Package 'deltatest' reference manual

Title:	Statistical Hypothesis Testing Using the Delta Method
Description:	Statistical hypothesis testing using the Delta method as proposed by Deng et al. (2018) <doi:10.1145/3219819.3219919>. This method replaces the standard variance estimation formula in the Z-test with an approximate formula derived via the Delta method, which can account for within-user correlation.
Authors:	Koji Makiyama [aut, cre, cph], Shinichi Takayanagi [med]
Maintainer:	Koji Makiyama <[email protected]>
License:	MIT + file LICENSE
Version:	0.1.0.9000
Built:	2025-03-15 11:13:37 UTC
Source:	https://github.com/hoxo-m/deltatest

The Delta Method for Ratio

Description

Applies the Delta method to the ratio of two random variables, $f(X,Y)=X/Y$ , to estimate the expected value, variance, standard error, and confidence interval.

Methods

Public methods

DeltaMethodForRatio$new()
DeltaMethodForRatio$get_expected_value()
DeltaMethodForRatio$get_variance()
DeltaMethodForRatio$get_squared_standard_error()
DeltaMethodForRatio$get_standard_error()
DeltaMethodForRatio$get_confidence_interval()
DeltaMethodForRatio$get_info()
DeltaMethodForRatio$compute_expected_value()
DeltaMethodForRatio$compute_variance()
DeltaMethodForRatio$compute_confidence_interval()
DeltaMethodForRatio$clone()

Method `new()`

Initialize a new DeltaMethodForRatio object.

Usage

DeltaMethodForRatio$new(numerator, denominator, bias_correction = FALSE)

Arguments

numerator, denominator: numeric vectors sampled from the distributions of the random variables in the numerator and denominator of the ratio.
bias_correction: logical value indicating whether correction to the mean of the metric is performed using the second-order term of the Taylor expansion.
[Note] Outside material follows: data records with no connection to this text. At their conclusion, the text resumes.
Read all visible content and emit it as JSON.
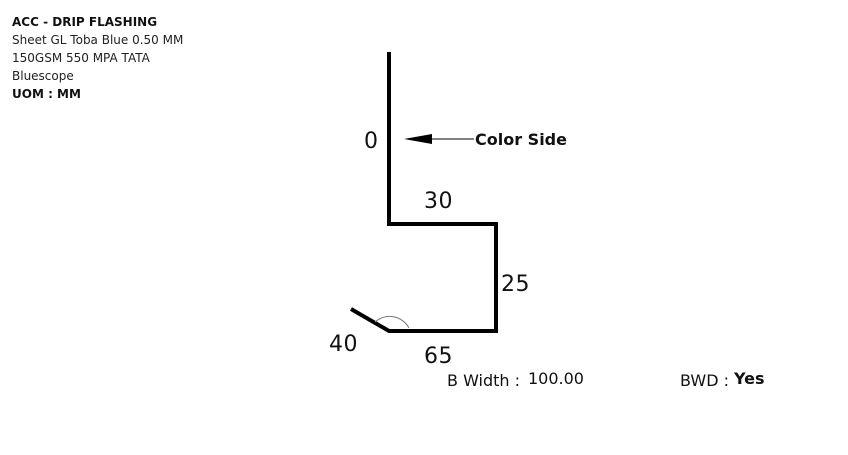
{
  "info": {
    "title": "ACC - DRIP FLASHING",
    "line1": "Sheet GL Toba Blue 0.50 MM",
    "line2": "150GSM 550 MPA TATA",
    "line3": "Bluescope",
    "uom": "UOM : MM"
  },
  "drawing": {
    "color_side_label": "Color Side",
    "dimensions": {
      "top": "0",
      "top_flat": "30",
      "riser": "25",
      "bottom": "65",
      "drip": "40"
    },
    "b_width_label": "B Width :",
    "b_width_value": "100.00",
    "bwd_label": "BWD :",
    "bwd_value": "Yes"
  }
}
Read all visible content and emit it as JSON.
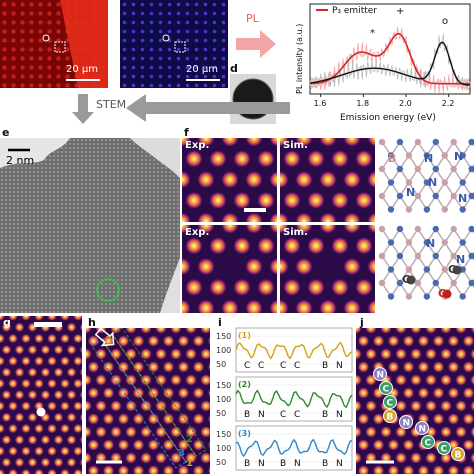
{
  "top": {
    "scale_bar_a": "20 μm",
    "scale_bar_b": "20 μm",
    "pl_arrow_label": "PL",
    "panel_d": "d",
    "stem_arrow_label": "STEM"
  },
  "pl_plot": {
    "legend": "P₃ emitter",
    "ylabel": "PL intensity (a.u.)",
    "xlabel": "Emission energy (eV)",
    "xticks": [
      "1.6",
      "1.8",
      "2.0",
      "2.2"
    ],
    "markers": [
      "*",
      "+",
      "o"
    ],
    "colors": {
      "red": "#d62728",
      "black": "#111111"
    }
  },
  "panel_e": {
    "letter": "e",
    "scale": "2 nm"
  },
  "panel_f": {
    "letter": "f",
    "exp": "Exp.",
    "sim": "Sim.",
    "atoms_top": [
      "B",
      "N",
      "N",
      "N",
      "N",
      "N"
    ],
    "atoms_bottom": [
      "N",
      "N",
      "C",
      "C",
      "O"
    ]
  },
  "panel_g": {
    "letter": "g"
  },
  "panel_h": {
    "letter": "h",
    "lines": [
      "1",
      "2",
      "3"
    ]
  },
  "panel_i": {
    "letter": "i",
    "rows": [
      {
        "tag": "(1)",
        "labels": [
          "C",
          "C",
          "C",
          "C",
          "B",
          "N"
        ],
        "color": "#d4a017",
        "ticks": [
          "150",
          "100",
          "50"
        ]
      },
      {
        "tag": "(2)",
        "labels": [
          "B",
          "N",
          "C",
          "C",
          "B",
          "N"
        ],
        "color": "#2e8b2e",
        "ticks": [
          "150",
          "100",
          "50"
        ]
      },
      {
        "tag": "(3)",
        "labels": [
          "B",
          "N",
          "B",
          "N",
          "B",
          "N"
        ],
        "color": "#2f86c8",
        "ticks": [
          "150",
          "100",
          "50"
        ]
      }
    ]
  },
  "panel_j": {
    "letter": "j",
    "atoms": [
      "N",
      "C",
      "C",
      "B",
      "N",
      "N",
      "C",
      "C",
      "B"
    ]
  }
}
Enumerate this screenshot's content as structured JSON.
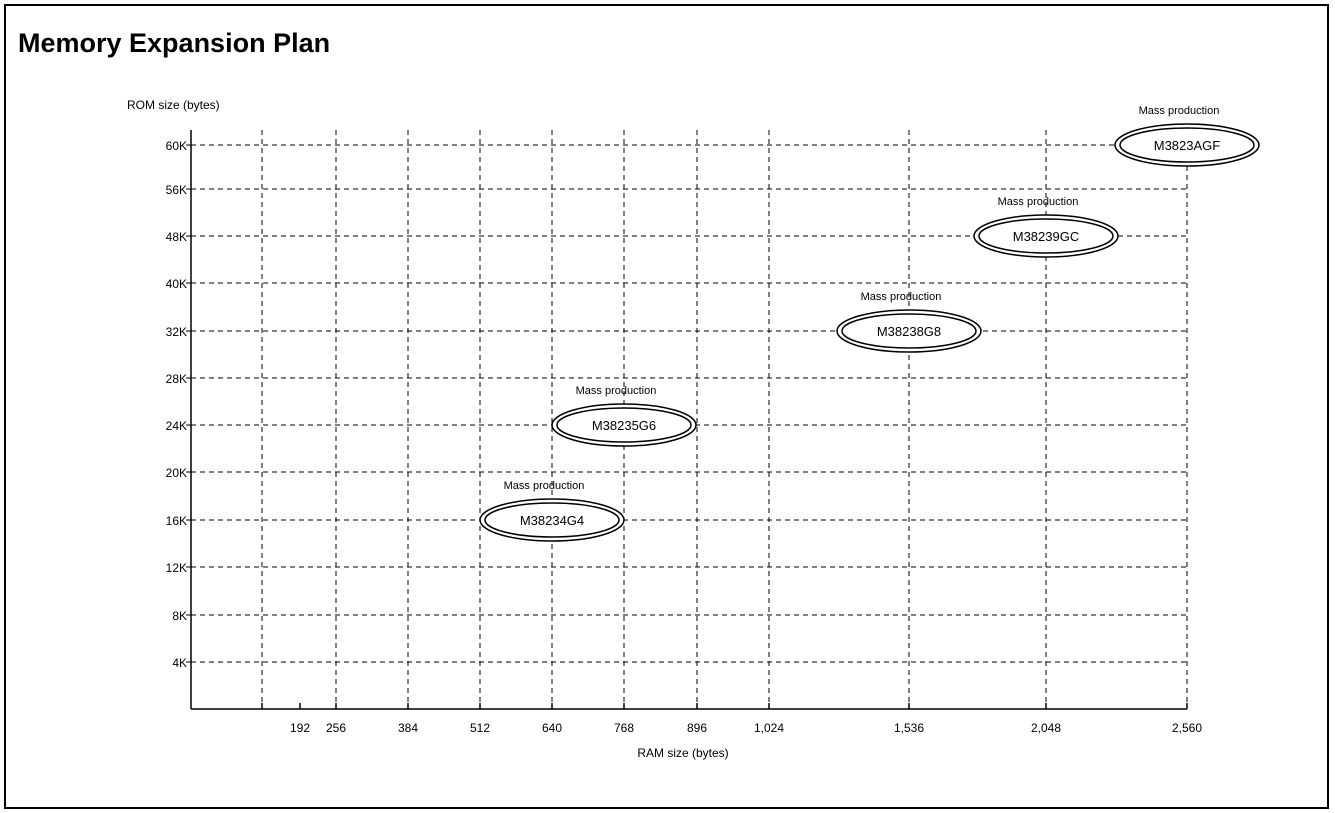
{
  "page": {
    "title": "Memory Expansion Plan"
  },
  "chart_data": {
    "type": "scatter",
    "title": "Memory Expansion Plan",
    "xlabel": "RAM size (bytes)",
    "ylabel": "ROM size (bytes)",
    "x_ticks": [
      {
        "value": 128,
        "label": ""
      },
      {
        "value": 192,
        "label": "192"
      },
      {
        "value": 256,
        "label": "256"
      },
      {
        "value": 384,
        "label": "384"
      },
      {
        "value": 512,
        "label": "512"
      },
      {
        "value": 640,
        "label": "640"
      },
      {
        "value": 768,
        "label": "768"
      },
      {
        "value": 896,
        "label": "896"
      },
      {
        "value": 1024,
        "label": "1,024"
      },
      {
        "value": 1536,
        "label": "1,536"
      },
      {
        "value": 2048,
        "label": "2,048"
      },
      {
        "value": 2560,
        "label": "2,560"
      }
    ],
    "y_ticks": [
      {
        "value": 4,
        "label": "4K"
      },
      {
        "value": 8,
        "label": "8K"
      },
      {
        "value": 12,
        "label": "12K"
      },
      {
        "value": 16,
        "label": "16K"
      },
      {
        "value": 20,
        "label": "20K"
      },
      {
        "value": 24,
        "label": "24K"
      },
      {
        "value": 28,
        "label": "28K"
      },
      {
        "value": 32,
        "label": "32K"
      },
      {
        "value": 40,
        "label": "40K"
      },
      {
        "value": 48,
        "label": "48K"
      },
      {
        "value": 56,
        "label": "56K"
      },
      {
        "value": 60,
        "label": "60K"
      }
    ],
    "grid": true,
    "points": [
      {
        "name": "M38234G4",
        "ram": 640,
        "rom": 16,
        "status": "Mass production"
      },
      {
        "name": "M38235G6",
        "ram": 768,
        "rom": 24,
        "status": "Mass production"
      },
      {
        "name": "M38238G8",
        "ram": 1536,
        "rom": 32,
        "status": "Mass production"
      },
      {
        "name": "M38239GC",
        "ram": 2048,
        "rom": 48,
        "status": "Mass production"
      },
      {
        "name": "M3823AGF",
        "ram": 2560,
        "rom": 60,
        "status": "Mass production"
      }
    ]
  }
}
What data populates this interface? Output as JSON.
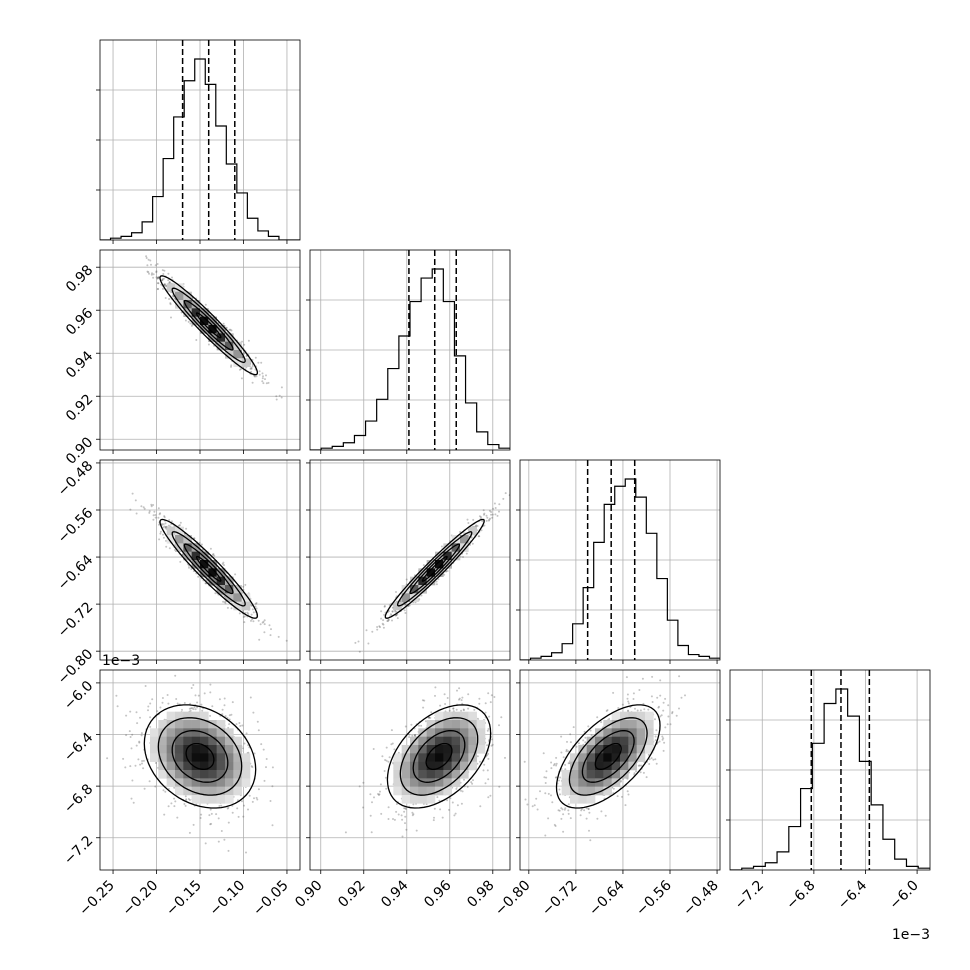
{
  "chart_data": {
    "type": "corner",
    "grid": true,
    "params": [
      {
        "range": [
          -0.265,
          -0.035
        ],
        "ticks": [
          -0.25,
          -0.2,
          -0.15,
          -0.1,
          -0.05
        ],
        "tick_labels": [
          "−0.25",
          "−0.20",
          "−0.15",
          "−0.10",
          "−0.05"
        ],
        "scale_note": "",
        "quantiles": [
          -0.17,
          -0.14,
          -0.11
        ],
        "hist_bins": [
          0,
          1,
          2,
          4,
          10,
          24,
          45,
          68,
          88,
          100,
          86,
          63,
          42,
          26,
          12,
          5,
          2,
          0,
          0
        ]
      },
      {
        "range": [
          0.895,
          0.988
        ],
        "ticks": [
          0.9,
          0.92,
          0.94,
          0.96,
          0.98
        ],
        "tick_labels": [
          "0.90",
          "0.92",
          "0.94",
          "0.96",
          "0.98"
        ],
        "scale_note": "",
        "quantiles": [
          0.941,
          0.953,
          0.963
        ],
        "hist_bins": [
          0,
          1,
          2,
          4,
          8,
          16,
          28,
          45,
          63,
          82,
          95,
          100,
          82,
          52,
          26,
          10,
          3,
          1
        ]
      },
      {
        "range": [
          -0.815,
          -0.475
        ],
        "ticks": [
          -0.8,
          -0.72,
          -0.64,
          -0.56,
          -0.48
        ],
        "tick_labels": [
          "−0.80",
          "−0.72",
          "−0.64",
          "−0.56",
          "−0.48"
        ],
        "scale_note": "",
        "quantiles": [
          -0.7,
          -0.66,
          -0.62
        ],
        "hist_bins": [
          0,
          1,
          2,
          4,
          9,
          20,
          40,
          65,
          86,
          96,
          100,
          90,
          70,
          45,
          22,
          8,
          3,
          2,
          1
        ]
      },
      {
        "range": [
          -7.45,
          -5.9
        ],
        "ticks": [
          -7.2,
          -6.8,
          -6.4,
          -6.0
        ],
        "tick_labels": [
          "−7.2",
          "−6.8",
          "−6.4",
          "−6.0"
        ],
        "scale_note": "1e−3",
        "quantiles": [
          -6.82,
          -6.59,
          -6.37
        ],
        "hist_bins": [
          0,
          1,
          2,
          4,
          10,
          24,
          45,
          70,
          92,
          100,
          85,
          60,
          36,
          17,
          6,
          2,
          1
        ]
      }
    ],
    "pairs": [
      {
        "row": 1,
        "col": 0,
        "mean": [
          -0.14,
          0.953
        ],
        "sd": [
          0.028,
          0.0115
        ],
        "corr": -0.96
      },
      {
        "row": 2,
        "col": 0,
        "mean": [
          -0.14,
          -0.66
        ],
        "sd": [
          0.028,
          0.042
        ],
        "corr": -0.95
      },
      {
        "row": 2,
        "col": 1,
        "mean": [
          0.953,
          -0.66
        ],
        "sd": [
          0.0115,
          0.042
        ],
        "corr": 0.97
      },
      {
        "row": 3,
        "col": 0,
        "mean": [
          -0.15,
          -6.57
        ],
        "sd": [
          0.032,
          0.2
        ],
        "corr": -0.25
      },
      {
        "row": 3,
        "col": 1,
        "mean": [
          0.955,
          -6.57
        ],
        "sd": [
          0.012,
          0.2
        ],
        "corr": 0.45
      },
      {
        "row": 3,
        "col": 2,
        "mean": [
          -0.665,
          -6.57
        ],
        "sd": [
          0.044,
          0.2
        ],
        "corr": 0.6
      }
    ]
  }
}
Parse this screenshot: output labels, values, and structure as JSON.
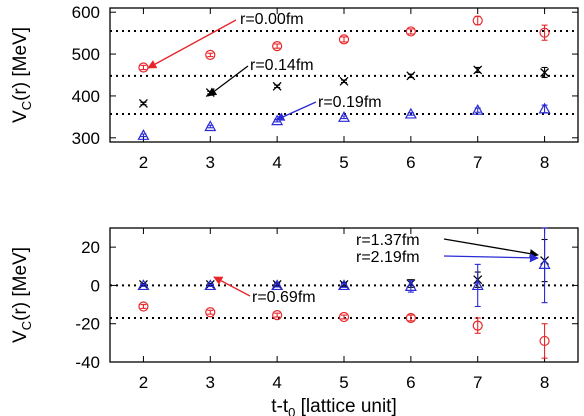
{
  "chart_data": [
    {
      "type": "scatter",
      "panel": "top",
      "ylabel_main": "V",
      "ylabel_sub": "C",
      "ylabel_rest": "(r) [MeV]",
      "xlim": [
        1.5,
        8.5
      ],
      "ylim": [
        290,
        610
      ],
      "xticks": [
        "2",
        "3",
        "4",
        "5",
        "6",
        "7",
        "8"
      ],
      "yticks": [
        "300",
        "400",
        "500",
        "600"
      ],
      "grid": false,
      "reference_lines": [
        555,
        448,
        357
      ],
      "series": [
        {
          "marker": "circle",
          "color": "#e8262a",
          "x": [
            2,
            3,
            4,
            5,
            6,
            7,
            8
          ],
          "y": [
            468,
            498,
            519,
            535,
            554,
            580,
            551
          ],
          "yerr": [
            5,
            4,
            5,
            6,
            6,
            10,
            18
          ]
        },
        {
          "marker": "cross",
          "color": "#000000",
          "x": [
            2,
            3,
            4,
            5,
            6,
            7,
            8
          ],
          "y": [
            382,
            408,
            423,
            435,
            448,
            462,
            456
          ],
          "yerr": [
            3,
            3,
            3,
            3,
            4,
            6,
            12
          ]
        },
        {
          "marker": "triangle",
          "color": "#2a2ad6",
          "x": [
            2,
            3,
            4,
            5,
            6,
            7,
            8
          ],
          "y": [
            306,
            327,
            341,
            349,
            357,
            366,
            369
          ],
          "yerr": [
            3,
            3,
            3,
            3,
            3,
            5,
            9
          ]
        }
      ],
      "annotations": [
        {
          "text": "r=0.00fm",
          "color": "#e8262a"
        },
        {
          "text": "r=0.14fm",
          "color": "#000000"
        },
        {
          "text": "r=0.19fm",
          "color": "#2a2ad6"
        }
      ]
    },
    {
      "type": "scatter",
      "panel": "bottom",
      "ylabel_main": "V",
      "ylabel_sub": "C",
      "ylabel_rest": "(r) [MeV]",
      "xlabel_main": "t-t",
      "xlabel_sub": "0",
      "xlabel_rest": " [lattice unit]",
      "xlim": [
        1.5,
        8.5
      ],
      "ylim": [
        -40,
        30
      ],
      "xticks": [
        "2",
        "3",
        "4",
        "5",
        "6",
        "7",
        "8"
      ],
      "yticks": [
        "20",
        "0",
        "-20",
        "-40"
      ],
      "grid": false,
      "reference_lines": [
        0,
        -17
      ],
      "series": [
        {
          "marker": "circle",
          "color": "#e8262a",
          "x": [
            2,
            3,
            4,
            5,
            6,
            7,
            8
          ],
          "y": [
            -11,
            -14,
            -15.5,
            -16.5,
            -17,
            -21,
            -29
          ],
          "yerr": [
            1,
            1,
            1,
            1,
            1.5,
            4,
            9
          ]
        },
        {
          "marker": "cross",
          "color": "#000000",
          "x": [
            2,
            3,
            4,
            5,
            6,
            7,
            8
          ],
          "y": [
            0.5,
            0.5,
            0.5,
            0.5,
            1,
            3,
            13
          ],
          "yerr": [
            0.5,
            0.5,
            0.8,
            1,
            2,
            4,
            11
          ]
        },
        {
          "marker": "triangle",
          "color": "#2a2ad6",
          "x": [
            2,
            3,
            4,
            5,
            6,
            7,
            8
          ],
          "y": [
            0,
            0,
            0,
            0,
            -0.5,
            0,
            11
          ],
          "yerr": [
            0.5,
            0.5,
            0.8,
            1,
            3,
            11,
            20
          ]
        }
      ],
      "annotations": [
        {
          "text": "r=1.37fm",
          "color": "#000000"
        },
        {
          "text": "r=2.19fm",
          "color": "#2a2ad6"
        },
        {
          "text": "r=0.69fm",
          "color": "#e8262a"
        }
      ]
    }
  ]
}
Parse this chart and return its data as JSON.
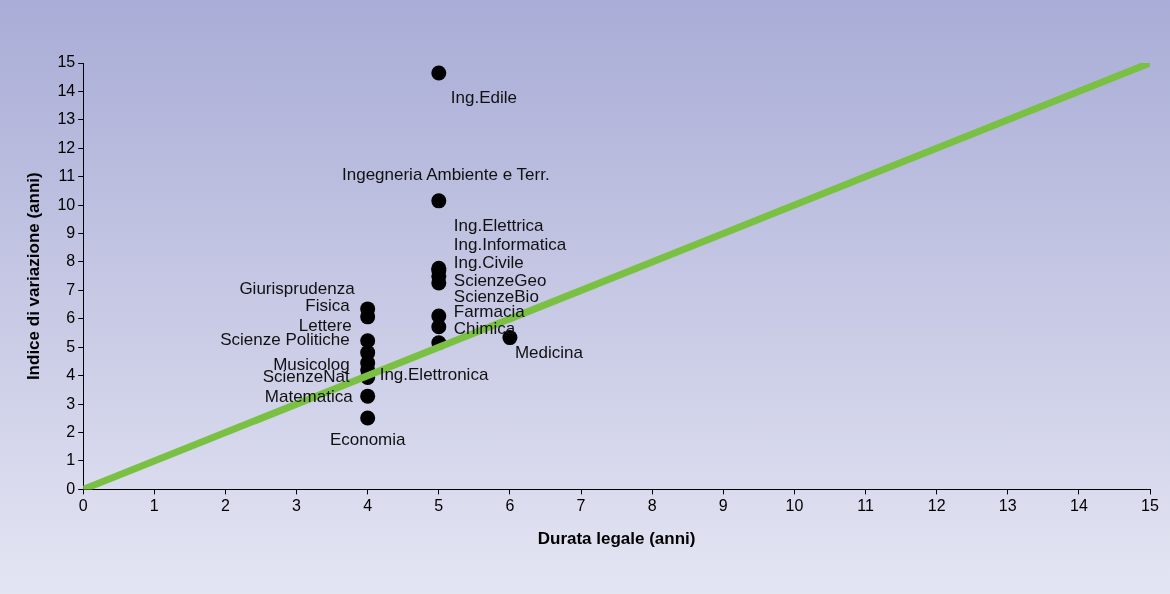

The default is FALSE.

Method `get_expected_value()`

Get the expected value.

Usage

DeltaMethodForRatio$get_expected_value()

Returns

numeric estimate of the expected value of the ratio.

Method `get_variance()`

Get the variance.

Usage

DeltaMethodForRatio$get_variance()

Returns

numeric estimate of the variance of the ratio.

Method `get_squared_standard_error()`

Get the squared standard error.

Usage

DeltaMethodForRatio$get_squared_standard_error()

Returns

numeric estimate of the squared standard error of the ratio.

Method `get_standard_error()`

Get the standard error.

Usage

DeltaMethodForRatio$get_standard_error()

Returns

numeric estimate of the standard error of the ratio.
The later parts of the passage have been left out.